Après neuf mois de discussions, le Conseil d’Etat français a fini par accepter un compromis à l’automne dernier concernant la place de la statue de Marie à La Flotte-en-Ré, sur l’Ile de Ré. Les nombreuses contestations contre la présence de ce symbole religieux, notamment initiées par le groupe La Libre-pensée 17, ont abouti à son retrait de la place publique, sans qu’elle soit déboulonnée. Elle siègera bientôt dans le jardin privé d’une association non confessionnelle qui en a fait la demande… et sera donc simplement décalée de quelques mètres.

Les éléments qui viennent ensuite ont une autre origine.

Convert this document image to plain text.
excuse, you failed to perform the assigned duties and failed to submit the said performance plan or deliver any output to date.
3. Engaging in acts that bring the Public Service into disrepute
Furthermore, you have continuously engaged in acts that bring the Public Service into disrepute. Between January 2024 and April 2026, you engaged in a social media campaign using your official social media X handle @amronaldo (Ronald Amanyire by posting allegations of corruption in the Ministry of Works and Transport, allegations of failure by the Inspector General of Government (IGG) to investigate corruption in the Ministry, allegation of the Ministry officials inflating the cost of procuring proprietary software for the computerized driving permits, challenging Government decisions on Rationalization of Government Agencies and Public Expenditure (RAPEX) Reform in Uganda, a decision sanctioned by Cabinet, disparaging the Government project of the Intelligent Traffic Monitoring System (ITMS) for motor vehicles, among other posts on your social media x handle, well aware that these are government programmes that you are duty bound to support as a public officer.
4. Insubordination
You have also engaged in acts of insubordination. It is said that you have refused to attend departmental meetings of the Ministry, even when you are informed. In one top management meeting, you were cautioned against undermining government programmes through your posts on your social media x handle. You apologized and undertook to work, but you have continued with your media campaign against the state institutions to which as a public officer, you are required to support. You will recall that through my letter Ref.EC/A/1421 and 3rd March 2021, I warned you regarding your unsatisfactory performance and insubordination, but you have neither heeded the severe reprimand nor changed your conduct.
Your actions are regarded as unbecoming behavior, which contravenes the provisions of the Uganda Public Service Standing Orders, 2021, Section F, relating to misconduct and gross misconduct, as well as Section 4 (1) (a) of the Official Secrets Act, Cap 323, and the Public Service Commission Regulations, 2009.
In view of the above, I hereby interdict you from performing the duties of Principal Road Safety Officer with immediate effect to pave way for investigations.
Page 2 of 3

Si de plus en plus de croix, de statues d’anges et d’autres personnages issus de la tradition chrétienne disparaissent des espaces censément laïcs en France, la séparation concrète de l’Eglise et de l’Etat est loin d’être la seule cause que défendent les partisans de ce que l’on nomme le wokisme. Ecologie, féminisme, genres, justice sociale, racisme: certaines causes rejoignent celles de beaucoup de chrétiens. Toutefois, l’action et la communication souvent violentes de militants radicaux mettent des enjeux de la culture et de l’histoire en question.

Ainsi, une statue de Napoléon – qui a rétabli l’esclavage en 1802 – a failli être retirée de sa place devant l’hôtel de ville de Rouen, au profit d’une figure du féminisme.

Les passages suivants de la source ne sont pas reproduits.